В углу зала рыдал Генри, рыдал так же безутешно, как я в комнате Ананды.
Я хотел встать и подойти к нему, но увидел, что сам Ананда стоит возле
него и ласково гладит его по голове.
На этот раз ни Анна, ни Ананда не пели. Ананда сказал, что после такой
музыки можно только низко поклониться таланту, давшему нам высокие моменты
счастья, и разойтись.
Я всё смотрел на Анну. Что снова сталось с нею? Неужели её слёзы сожгли
скорбь сердца? Она снова стала носить на лице семнадцатую весну, снова лучи
доброты и какого-то обновления струились из глаз. Она подошла к отцу, нежно
обняла его и шепнула:
- Больше не волнуйся. Всё будет хорошо. Всё уже хорошо; а то, что ещё
будет, - это только неизбежное следствие, а не наказание Браццано.

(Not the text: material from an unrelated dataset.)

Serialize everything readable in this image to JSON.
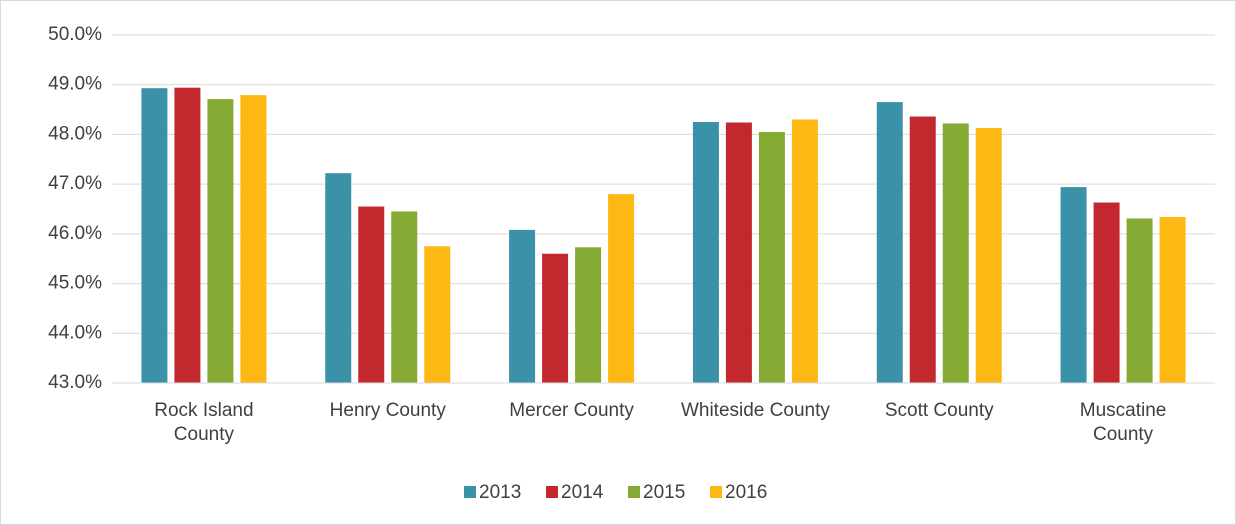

Он, казалось, понял её совершенно для меня непостижимые слова,
просиял, поцеловал её и перевёл взгляд на подходившего к нам Ананду.
- Довольно вам страдать, Борис Федорович, - ласково, но, как мне
показалось, с некоторым упрёком сказал он. - Я вам всё время говорил, что
вас губит страх. И если бы вы верили мне на самом деле так, как говорите, вы
не были бы больны; и Анна так бы не страдала. Возьмите себя в руки. Ведь вы
сейчас совершенно здоровы, у вас нигде ничего не болит. Если бы мой дядя был
здесь, подле вас? Как бы вы взглянули в его светлое лицо? Разве вы не
обещали, что не допустите в сердце страх?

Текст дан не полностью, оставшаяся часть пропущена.